Gerade in höherem Alter sinkt die Fähigkeit, Marktrückschläge einfach „auszusitzen“. Wer mit 40 noch Jahre zur Erholung hat, hat mit 70 deutlich weniger Zeit. Deshalb wird eine saubere Portfolio-Struktur in dieser Phase besonders wichtig.

Spätestens jetzt: professionelle Hilfe suchen

Viele Menschen verwalten ihre Finanzen jahrzehntelang selbst – mit mehr oder weniger Erfolg. Doch spätestens in der Übergangsphase zum Ruhestand empfehlen Fachleute, einen zertifizierten Finanzplaner oder Steuerberater einzubeziehen.

Wichtig ist dabei vor allem ein Begriff: Fiduciary.
Das sind Berater, die rechtlich und ethisch verpflichtet sind, im besten Interesse ihrer Kunden zu handeln – nicht primär im Interesse von Provisionen oder Produktverkäufen.

Empfohlen wird, auf folgende Punkte zu achten:

  • Zertifizierung als Certified Financial Planner (CFP),
  • nachweisbare Erfahrung mit Ruhestandsplanung,
  • klare Honorarstruktur,
  • und idealerweise Spezialisierung auf Entnahmepläne, Steueroptimierung und Nachlassfragen.

Die eigentliche Warnung: Wer keinen Plan hat, bekommt einen – vom Finanzamt

Die vielleicht deutlichste Aussage stammt von Sheena Gray:
„Wenn Sie mit 73 erst anfangen, ist es zu spät. Die Steuerbehörde hat dann bereits einen Plan für Sie – und wahrscheinlich nicht den, den Sie selbst gewählt hätten.“

Genau darin liegt der Kern des Problems. Wer die Jahre vor den verpflichtenden Auszahlungen verstreichen lässt, verliert Handlungsspielraum. Und im Ruhestand ist Flexibilität oft wertvoller als Rendite.

Fazit

Das 69. Lebensjahr ist kein magisches Alter – aber in der amerikanischen Ruhestandsplanung offenbar ein kritischer Wendepunkt. Es markiert die letzten Jahre, in denen sich Steuerlast, Auszahlungsstrategie und Vermögensweitergabe noch aktiv gestalten lassen.

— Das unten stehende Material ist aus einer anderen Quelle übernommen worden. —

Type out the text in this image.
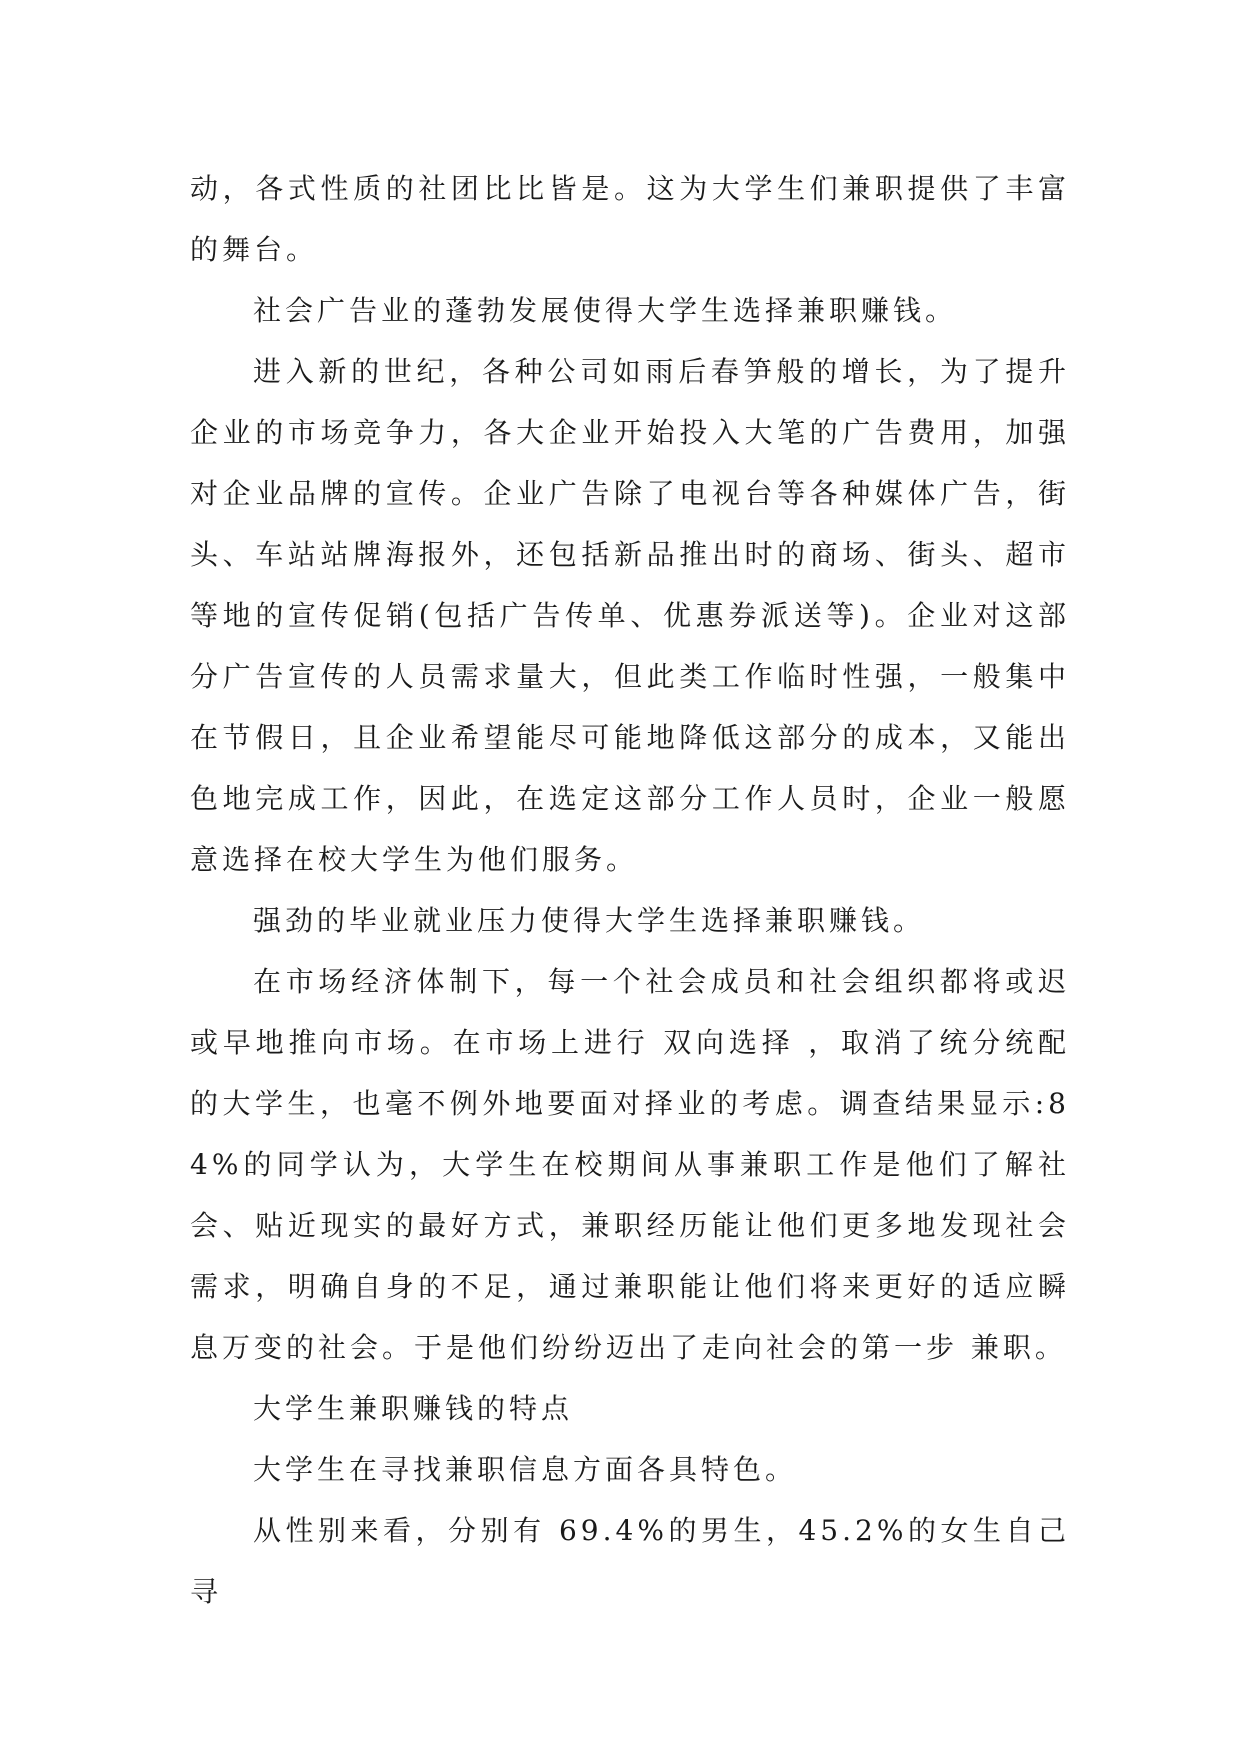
动，各式性质的社团比比皆是。这为大学生们兼职提供了丰富的舞台。

社会广告业的蓬勃发展使得大学生选择兼职赚钱。

进入新的世纪，各种公司如雨后春笋般的增长，为了提升企业的市场竞争力，各大企业开始投入大笔的广告费用，加强对企业品牌的宣传。企业广告除了电视台等各种媒体广告，街头、车站站牌海报外，还包括新品推出时的商场、街头、超市等地的宣传促销(包括广告传单、优惠券派送等)。企业对这部分广告宣传的人员需求量大，但此类工作临时性强，一般集中在节假日，且企业希望能尽可能地降低这部分的成本，又能出色地完成工作，因此，在选定这部分工作人员时，企业一般愿意选择在校大学生为他们服务。

强劲的毕业就业压力使得大学生选择兼职赚钱。

在市场经济体制下，每一个社会成员和社会组织都将或迟或早地推向市场。在市场上进行 双向选择 ，取消了统分统配的大学生，也毫不例外地要面对择业的考虑。调查结果显示:84%的同学认为，大学生在校期间从事兼职工作是他们了解社会、贴近现实的最好方式，兼职经历能让他们更多地发现社会需求，明确自身的不足，通过兼职能让他们将来更好的适应瞬息万变的社会。于是他们纷纷迈出了走向社会的第一步 兼职。

大学生兼职赚钱的特点

大学生在寻找兼职信息方面各具特色。

从性别来看，分别有 69.4%的男生，45.2%的女生自己寻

Wer dann noch keine klare Struktur hat, sollte spätestens jetzt handeln:

  • steuerpflichtige Rentenkonten prüfen,
  • Roth-Umwandlungen durchrechnen,
  • Einkommensquellen im Ruhestand planen,
  • und professionelle Beratung suchen.

Denn die entscheidende Frage im Ruhestand lautet nicht nur, wie viel Geld man hat.
Sondern vor allem: Wie lange es reicht, wie hoch der Staat mitverdient – und was am Ende für die nächste Generation übrig bleibt.